Different from normal GAN, this network also introduce a new perceptual loss tailored from the detection purpose. That is to say, the discriminator not only need to deal with the adversarial loss, but also need to justify the detection accuray benefiting from the generated super-resolved features with a perceptual loss.
The proposed contributions:
(1) We are the first to successfully apply GAN-alike models to solve the challenging small-scale object detection problems.
(2) We introduce a new conditional generator model that learns the additive residual representation between large and small objects, instead of generating the complete representations as before.
(3) We introduce a new perceptual discriminator that provides more comprehensive supervision beneficial for detections, instead of barely differentiating fake and real.
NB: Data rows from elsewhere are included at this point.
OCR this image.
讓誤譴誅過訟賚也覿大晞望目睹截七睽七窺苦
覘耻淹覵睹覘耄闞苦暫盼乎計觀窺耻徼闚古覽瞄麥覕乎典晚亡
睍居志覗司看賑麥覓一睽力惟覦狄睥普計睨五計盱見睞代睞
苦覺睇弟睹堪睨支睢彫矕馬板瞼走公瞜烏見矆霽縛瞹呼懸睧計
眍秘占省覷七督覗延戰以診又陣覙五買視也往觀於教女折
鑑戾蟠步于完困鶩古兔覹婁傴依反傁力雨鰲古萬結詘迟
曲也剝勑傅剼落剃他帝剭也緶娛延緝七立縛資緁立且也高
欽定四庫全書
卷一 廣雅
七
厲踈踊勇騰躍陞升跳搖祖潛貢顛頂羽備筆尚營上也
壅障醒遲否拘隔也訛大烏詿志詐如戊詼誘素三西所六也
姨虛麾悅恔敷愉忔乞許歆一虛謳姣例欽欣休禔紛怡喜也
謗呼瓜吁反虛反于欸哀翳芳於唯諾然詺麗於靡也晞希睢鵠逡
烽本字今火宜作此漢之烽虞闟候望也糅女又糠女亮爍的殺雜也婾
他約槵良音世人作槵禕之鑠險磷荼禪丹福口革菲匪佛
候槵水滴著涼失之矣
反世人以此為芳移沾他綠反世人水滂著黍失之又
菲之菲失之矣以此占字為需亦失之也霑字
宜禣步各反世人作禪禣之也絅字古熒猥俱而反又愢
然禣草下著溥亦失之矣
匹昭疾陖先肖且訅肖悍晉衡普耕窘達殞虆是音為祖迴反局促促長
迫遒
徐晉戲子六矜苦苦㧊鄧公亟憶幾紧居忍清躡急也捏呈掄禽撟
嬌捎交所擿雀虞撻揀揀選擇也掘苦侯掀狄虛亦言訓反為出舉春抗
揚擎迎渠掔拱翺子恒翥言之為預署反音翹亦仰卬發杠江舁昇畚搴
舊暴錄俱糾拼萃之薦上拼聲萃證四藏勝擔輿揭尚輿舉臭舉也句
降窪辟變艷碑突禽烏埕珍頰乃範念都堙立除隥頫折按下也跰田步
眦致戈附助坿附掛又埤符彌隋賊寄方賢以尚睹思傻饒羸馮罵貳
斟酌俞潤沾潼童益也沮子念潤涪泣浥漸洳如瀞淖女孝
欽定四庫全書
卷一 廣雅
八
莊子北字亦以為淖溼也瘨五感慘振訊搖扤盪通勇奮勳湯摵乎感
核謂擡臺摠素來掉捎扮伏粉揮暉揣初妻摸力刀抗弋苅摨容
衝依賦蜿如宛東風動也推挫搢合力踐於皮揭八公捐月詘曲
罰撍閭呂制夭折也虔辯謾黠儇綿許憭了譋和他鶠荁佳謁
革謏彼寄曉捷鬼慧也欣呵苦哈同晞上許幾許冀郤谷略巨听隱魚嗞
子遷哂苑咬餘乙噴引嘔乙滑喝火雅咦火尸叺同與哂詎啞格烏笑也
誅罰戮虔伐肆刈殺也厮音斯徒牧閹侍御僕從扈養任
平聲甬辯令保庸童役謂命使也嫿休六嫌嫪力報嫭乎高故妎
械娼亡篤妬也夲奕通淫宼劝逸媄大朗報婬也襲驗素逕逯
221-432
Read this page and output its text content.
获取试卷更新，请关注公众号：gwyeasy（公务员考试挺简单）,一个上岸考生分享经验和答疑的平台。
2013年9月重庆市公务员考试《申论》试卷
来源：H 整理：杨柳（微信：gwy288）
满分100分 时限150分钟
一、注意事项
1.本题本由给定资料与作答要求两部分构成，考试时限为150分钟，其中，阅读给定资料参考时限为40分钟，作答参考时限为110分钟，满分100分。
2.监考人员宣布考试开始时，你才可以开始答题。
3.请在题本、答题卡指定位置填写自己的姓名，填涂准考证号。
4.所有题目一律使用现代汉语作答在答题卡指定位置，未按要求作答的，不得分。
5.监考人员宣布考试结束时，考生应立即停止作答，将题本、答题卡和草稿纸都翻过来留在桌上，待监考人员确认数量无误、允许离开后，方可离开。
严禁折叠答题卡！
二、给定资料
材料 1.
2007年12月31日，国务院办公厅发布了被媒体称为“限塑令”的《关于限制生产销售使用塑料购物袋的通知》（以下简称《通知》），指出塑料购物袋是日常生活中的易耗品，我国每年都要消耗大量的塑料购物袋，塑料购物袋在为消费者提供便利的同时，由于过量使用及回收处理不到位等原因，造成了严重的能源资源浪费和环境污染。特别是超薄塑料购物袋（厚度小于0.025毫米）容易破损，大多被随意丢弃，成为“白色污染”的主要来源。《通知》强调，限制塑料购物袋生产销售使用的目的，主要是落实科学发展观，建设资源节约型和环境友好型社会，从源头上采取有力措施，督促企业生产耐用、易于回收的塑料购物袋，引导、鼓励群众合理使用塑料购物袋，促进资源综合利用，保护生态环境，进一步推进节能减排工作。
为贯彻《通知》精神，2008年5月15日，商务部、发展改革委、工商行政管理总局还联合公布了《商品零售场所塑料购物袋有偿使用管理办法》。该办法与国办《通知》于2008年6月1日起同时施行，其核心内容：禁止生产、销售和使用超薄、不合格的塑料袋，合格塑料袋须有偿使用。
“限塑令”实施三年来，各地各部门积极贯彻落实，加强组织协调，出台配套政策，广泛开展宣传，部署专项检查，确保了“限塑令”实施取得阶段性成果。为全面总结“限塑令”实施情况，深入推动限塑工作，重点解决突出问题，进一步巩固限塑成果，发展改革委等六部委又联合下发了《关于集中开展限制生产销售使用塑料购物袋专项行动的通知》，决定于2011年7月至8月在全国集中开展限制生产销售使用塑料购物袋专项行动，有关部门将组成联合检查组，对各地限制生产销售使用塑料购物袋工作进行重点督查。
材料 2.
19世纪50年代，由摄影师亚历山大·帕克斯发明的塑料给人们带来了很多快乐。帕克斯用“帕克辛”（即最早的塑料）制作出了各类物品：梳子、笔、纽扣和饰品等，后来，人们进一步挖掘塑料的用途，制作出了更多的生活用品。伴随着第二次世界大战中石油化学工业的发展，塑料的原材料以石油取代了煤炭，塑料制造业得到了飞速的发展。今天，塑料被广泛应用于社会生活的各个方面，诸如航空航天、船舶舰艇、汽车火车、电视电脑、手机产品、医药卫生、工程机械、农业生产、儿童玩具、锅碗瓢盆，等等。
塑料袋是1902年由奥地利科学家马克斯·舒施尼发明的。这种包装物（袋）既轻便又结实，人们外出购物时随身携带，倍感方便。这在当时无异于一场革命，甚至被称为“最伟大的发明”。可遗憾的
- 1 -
(4) Successful applications on traffic sign detection and pedestrian detection have been achieved with the state-of-the-art performance.
Figure 2. Training procedure of object detection network based on the Perceptual GAN.
As shown in Figure 2, the generator network aims to generate super-resoved representation for the small object.
The discriminator includes two branches, i.e.
1. the adversarial branch for differentiating between the generated superresolved representation.
2. the perception branch for justifying the detection accurcy benefiting from the generation representation.
==>> Dicriminative Network Architecture:
The D network need to justify the dection accuracy benefiting from the generated super-resovled feature.
Given the adversarial loss $L_{dis_a}$ and the perceptual loss $L_{dis_p}$ , a final loss function Ldis can be produced as weighted sum of both individual loss components. Given weighting parameters w1 and w2, we define Ldis = w1 × Ldis_a + w2 × Ldis_p to encourage the generator network to generate super-resolved representation with high detection accuracy. Here we set both w1 and w2 to be one.